Reputation: 16700
When using sqlContext.load
for a multiple text files, how do you keep Spark from splitting each file in multiple partitions? It's not a problem with gzip'd files, I would like it to work the same for regular text files.
sc.wholeTextFile
would work except reading an entire 100MB file somehow requires 3G of memory, so I would rather use some sort of streaming, since we would sometimes need to read much larger files.
Upvotes: 2
Views: 354
Reputation: 737
Splittability is a feature of your InputFormat. TextInputFormat has conditional splitability depending on the source (plain text, some compressed text can be split but gzip is fundamentally not splittable).

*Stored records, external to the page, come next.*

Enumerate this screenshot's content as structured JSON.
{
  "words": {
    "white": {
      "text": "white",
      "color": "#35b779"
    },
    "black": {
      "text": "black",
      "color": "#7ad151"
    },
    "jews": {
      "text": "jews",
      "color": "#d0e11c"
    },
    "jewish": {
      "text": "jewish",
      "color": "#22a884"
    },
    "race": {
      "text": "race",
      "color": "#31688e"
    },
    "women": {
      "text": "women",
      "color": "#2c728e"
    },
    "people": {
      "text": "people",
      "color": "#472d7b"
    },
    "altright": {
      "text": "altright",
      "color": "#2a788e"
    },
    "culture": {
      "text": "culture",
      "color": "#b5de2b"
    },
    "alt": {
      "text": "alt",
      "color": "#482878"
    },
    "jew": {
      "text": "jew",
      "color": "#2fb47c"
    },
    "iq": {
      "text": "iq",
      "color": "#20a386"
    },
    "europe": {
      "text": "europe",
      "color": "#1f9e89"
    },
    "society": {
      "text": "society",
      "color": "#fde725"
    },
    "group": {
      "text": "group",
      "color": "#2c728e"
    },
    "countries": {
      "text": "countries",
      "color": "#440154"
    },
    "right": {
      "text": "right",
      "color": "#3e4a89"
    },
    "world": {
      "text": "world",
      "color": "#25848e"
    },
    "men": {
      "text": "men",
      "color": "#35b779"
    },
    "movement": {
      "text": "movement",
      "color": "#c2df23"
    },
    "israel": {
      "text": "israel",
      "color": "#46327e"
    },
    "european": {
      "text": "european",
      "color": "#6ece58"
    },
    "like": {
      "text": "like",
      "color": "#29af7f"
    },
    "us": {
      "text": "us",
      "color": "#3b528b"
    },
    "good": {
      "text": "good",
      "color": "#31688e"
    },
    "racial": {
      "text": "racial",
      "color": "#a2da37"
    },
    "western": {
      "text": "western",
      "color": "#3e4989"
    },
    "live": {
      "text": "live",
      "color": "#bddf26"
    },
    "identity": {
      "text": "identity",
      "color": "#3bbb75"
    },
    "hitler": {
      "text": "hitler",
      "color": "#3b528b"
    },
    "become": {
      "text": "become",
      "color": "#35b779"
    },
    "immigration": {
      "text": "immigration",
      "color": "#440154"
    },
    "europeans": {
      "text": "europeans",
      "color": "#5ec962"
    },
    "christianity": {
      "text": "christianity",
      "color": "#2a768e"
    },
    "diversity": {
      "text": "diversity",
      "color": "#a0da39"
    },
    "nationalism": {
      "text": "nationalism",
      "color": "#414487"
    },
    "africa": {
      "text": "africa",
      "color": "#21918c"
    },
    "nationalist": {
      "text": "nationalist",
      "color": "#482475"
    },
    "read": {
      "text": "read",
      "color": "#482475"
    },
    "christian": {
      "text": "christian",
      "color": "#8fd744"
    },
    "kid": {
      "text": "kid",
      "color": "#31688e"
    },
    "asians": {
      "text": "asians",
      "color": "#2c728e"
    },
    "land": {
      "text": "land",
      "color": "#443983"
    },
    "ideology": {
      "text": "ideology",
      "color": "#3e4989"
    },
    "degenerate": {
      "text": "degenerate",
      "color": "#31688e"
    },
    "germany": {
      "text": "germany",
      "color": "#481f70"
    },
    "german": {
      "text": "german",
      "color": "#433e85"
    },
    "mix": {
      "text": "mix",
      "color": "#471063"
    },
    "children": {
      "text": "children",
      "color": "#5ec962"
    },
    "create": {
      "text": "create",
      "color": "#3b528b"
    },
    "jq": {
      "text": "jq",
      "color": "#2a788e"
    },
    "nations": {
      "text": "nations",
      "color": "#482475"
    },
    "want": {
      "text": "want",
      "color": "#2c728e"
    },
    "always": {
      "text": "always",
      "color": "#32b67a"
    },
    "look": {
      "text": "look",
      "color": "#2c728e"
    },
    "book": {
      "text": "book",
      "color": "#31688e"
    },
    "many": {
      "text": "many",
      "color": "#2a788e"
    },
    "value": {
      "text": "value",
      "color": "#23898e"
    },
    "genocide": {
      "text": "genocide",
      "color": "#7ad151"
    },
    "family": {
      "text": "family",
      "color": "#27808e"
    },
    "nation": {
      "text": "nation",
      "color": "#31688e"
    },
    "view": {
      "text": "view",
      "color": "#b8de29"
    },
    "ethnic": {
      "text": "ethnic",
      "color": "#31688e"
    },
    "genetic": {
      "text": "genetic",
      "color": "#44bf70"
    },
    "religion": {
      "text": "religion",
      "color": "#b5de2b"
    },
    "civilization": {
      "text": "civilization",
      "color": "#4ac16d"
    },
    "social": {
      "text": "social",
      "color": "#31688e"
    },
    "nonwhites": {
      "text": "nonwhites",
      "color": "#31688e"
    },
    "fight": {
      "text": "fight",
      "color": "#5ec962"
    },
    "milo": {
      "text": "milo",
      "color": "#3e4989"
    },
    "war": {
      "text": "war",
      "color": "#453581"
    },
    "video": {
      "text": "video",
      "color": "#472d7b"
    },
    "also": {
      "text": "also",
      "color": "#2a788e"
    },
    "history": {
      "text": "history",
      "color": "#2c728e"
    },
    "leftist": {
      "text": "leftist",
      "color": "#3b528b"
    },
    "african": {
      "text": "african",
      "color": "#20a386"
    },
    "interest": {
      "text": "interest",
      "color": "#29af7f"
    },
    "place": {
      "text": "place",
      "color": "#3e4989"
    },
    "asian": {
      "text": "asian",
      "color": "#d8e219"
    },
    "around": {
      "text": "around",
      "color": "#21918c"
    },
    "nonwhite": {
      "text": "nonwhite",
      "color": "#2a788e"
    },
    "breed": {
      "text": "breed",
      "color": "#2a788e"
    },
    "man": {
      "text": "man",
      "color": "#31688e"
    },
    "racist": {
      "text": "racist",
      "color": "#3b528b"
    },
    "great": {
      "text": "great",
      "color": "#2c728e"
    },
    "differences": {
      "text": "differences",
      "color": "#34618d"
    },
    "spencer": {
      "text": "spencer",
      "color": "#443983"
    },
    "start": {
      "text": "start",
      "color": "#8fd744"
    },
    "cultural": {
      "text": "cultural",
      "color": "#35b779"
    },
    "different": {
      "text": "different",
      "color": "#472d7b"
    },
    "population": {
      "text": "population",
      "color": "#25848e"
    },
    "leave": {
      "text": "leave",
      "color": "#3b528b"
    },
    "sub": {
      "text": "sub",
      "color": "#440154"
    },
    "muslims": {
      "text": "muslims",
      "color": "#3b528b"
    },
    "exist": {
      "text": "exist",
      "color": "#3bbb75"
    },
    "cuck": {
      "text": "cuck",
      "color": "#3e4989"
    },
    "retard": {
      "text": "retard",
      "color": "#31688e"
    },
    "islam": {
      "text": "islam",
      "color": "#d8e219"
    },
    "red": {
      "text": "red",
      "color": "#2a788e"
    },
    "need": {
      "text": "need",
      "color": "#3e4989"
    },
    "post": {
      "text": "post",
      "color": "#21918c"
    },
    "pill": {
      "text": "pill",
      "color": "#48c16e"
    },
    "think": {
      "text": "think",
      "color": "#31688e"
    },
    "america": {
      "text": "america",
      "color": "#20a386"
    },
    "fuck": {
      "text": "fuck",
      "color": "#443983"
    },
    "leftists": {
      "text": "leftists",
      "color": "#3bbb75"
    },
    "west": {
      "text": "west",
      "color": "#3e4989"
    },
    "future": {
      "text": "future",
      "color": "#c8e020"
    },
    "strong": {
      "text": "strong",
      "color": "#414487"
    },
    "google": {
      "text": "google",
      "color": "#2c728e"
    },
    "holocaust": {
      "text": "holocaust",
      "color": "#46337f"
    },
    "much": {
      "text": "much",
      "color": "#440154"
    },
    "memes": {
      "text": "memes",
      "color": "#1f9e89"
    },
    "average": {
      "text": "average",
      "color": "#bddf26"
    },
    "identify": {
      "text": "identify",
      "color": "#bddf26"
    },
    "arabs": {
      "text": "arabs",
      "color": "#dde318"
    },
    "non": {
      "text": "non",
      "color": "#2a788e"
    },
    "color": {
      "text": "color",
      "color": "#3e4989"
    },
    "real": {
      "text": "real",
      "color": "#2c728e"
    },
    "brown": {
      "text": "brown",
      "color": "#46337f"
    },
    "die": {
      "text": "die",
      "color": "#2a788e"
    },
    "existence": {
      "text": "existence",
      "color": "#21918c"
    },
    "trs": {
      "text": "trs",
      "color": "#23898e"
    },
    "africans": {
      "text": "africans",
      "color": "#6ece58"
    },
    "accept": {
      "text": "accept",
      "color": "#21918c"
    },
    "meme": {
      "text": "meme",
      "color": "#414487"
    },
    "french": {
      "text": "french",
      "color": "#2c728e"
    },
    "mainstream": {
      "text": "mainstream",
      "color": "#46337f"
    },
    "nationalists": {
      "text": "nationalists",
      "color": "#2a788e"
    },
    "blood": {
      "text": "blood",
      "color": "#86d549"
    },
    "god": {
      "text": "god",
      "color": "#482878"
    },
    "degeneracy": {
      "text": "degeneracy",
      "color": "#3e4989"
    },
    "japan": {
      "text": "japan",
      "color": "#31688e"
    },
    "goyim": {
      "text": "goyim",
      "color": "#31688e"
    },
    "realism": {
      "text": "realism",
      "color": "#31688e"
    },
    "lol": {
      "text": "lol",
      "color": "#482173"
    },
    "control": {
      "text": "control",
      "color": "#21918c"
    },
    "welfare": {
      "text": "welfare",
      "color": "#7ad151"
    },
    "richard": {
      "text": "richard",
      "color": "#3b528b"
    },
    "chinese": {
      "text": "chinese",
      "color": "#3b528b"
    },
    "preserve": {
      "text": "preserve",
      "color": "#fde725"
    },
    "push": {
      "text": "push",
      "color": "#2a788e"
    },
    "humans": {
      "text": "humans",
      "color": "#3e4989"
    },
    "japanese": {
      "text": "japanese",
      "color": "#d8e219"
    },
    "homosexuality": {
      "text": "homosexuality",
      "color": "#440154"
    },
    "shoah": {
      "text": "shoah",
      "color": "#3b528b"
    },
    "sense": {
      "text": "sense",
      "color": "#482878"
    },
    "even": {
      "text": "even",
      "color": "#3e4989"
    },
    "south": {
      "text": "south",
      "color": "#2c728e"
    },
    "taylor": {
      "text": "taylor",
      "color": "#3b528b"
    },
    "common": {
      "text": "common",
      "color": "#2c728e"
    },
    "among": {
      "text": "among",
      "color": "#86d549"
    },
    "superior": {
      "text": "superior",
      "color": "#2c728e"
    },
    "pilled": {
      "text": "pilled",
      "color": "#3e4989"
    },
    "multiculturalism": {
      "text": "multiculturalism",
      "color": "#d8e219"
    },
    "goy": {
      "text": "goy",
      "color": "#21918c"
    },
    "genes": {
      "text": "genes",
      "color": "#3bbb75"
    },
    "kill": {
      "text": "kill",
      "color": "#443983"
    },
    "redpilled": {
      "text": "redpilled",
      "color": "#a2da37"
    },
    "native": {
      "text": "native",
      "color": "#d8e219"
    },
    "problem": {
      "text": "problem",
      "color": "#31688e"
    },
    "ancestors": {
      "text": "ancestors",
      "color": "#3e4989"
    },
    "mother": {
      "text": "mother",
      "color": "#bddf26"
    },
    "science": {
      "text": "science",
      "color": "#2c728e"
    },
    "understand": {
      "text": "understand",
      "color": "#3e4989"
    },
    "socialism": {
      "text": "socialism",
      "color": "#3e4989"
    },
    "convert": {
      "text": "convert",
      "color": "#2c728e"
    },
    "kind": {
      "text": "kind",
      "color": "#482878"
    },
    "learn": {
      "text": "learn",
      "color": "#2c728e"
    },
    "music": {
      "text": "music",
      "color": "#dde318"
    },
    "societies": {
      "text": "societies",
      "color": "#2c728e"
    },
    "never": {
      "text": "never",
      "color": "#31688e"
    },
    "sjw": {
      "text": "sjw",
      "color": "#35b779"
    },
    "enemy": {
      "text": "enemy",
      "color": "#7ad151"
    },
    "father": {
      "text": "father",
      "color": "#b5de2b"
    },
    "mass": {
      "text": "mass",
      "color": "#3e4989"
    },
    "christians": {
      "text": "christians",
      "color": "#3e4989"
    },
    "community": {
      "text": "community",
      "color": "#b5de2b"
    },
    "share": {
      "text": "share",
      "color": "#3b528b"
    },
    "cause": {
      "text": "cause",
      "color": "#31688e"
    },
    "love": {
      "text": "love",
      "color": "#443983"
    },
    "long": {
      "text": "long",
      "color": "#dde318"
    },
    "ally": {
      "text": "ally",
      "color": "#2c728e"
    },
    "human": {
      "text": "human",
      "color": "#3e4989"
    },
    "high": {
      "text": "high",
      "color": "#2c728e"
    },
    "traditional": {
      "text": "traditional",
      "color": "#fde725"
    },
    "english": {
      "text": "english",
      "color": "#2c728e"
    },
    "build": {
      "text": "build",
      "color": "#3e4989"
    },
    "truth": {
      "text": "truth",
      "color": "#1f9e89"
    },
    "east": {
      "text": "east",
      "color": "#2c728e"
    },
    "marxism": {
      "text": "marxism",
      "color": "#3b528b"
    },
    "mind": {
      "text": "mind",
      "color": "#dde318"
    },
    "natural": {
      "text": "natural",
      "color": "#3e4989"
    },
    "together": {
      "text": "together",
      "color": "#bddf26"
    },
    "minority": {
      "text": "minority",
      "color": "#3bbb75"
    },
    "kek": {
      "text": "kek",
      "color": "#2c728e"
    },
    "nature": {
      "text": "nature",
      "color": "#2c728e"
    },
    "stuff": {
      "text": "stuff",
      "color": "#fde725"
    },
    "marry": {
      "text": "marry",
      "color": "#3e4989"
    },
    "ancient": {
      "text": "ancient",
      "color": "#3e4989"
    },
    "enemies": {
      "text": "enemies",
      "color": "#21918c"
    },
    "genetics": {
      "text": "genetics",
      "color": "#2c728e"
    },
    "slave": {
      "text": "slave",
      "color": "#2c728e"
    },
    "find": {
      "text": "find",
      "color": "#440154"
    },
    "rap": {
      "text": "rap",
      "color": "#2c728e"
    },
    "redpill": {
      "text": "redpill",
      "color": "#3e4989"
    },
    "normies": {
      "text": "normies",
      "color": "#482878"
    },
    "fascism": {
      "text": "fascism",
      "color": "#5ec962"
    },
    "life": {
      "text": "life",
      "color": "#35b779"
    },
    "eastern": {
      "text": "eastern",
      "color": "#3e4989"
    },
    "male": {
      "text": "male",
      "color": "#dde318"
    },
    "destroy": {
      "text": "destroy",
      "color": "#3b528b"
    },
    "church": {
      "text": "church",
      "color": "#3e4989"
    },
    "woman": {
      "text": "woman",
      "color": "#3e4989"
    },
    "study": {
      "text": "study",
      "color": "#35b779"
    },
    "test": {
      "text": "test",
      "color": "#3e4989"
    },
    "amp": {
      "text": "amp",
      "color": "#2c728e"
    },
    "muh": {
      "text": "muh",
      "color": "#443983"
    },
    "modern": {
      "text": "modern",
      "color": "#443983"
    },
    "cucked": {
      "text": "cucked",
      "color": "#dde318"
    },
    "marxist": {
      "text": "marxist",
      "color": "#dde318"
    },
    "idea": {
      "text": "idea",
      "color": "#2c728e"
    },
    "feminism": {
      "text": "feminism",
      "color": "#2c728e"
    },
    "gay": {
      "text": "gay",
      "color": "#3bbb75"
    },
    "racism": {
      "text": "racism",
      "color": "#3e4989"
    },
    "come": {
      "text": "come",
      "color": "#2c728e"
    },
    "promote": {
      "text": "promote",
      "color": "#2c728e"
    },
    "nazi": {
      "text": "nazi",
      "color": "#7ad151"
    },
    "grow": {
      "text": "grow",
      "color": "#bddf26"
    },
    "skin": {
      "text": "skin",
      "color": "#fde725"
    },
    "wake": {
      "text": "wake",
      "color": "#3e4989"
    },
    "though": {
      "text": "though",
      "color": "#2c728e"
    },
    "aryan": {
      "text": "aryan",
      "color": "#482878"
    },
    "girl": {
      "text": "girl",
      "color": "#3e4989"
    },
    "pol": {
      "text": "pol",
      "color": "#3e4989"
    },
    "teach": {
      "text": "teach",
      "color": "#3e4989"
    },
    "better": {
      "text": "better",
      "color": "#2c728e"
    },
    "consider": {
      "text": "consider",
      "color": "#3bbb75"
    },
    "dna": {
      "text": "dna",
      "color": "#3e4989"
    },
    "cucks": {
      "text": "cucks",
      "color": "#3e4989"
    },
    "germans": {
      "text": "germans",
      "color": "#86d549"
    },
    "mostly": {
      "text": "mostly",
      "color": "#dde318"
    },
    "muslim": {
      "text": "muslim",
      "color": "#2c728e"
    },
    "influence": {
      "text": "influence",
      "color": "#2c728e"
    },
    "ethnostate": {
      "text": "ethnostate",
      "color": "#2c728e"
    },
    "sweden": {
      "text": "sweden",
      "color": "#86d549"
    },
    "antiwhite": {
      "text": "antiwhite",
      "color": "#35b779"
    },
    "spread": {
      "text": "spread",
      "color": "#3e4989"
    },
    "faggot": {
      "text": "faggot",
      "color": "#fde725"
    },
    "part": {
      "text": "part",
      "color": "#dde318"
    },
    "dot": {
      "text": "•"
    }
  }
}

To get the behavior you want you can just extend TextInputFormat
as your own NonSplittingTextInputFormat
and override the isSplittable method to always return false. Then you can load your files via code similar to the way it's implemented in sc.textFile:
import org.apache.hadoop.fs.{FileSystem, Path}
class NonSplittingTextInputFormat extends TextInputFormat {
override protected def isSplitable(context: FileSystem, file: Path): Boolean = false
}
sc.hadoopFile(path, classOf[NonSplittableInputFormat], classOf[LongWritable], classOf[Text],
minPartitions).map(pair => pair._2.toString)
Upvotes: 3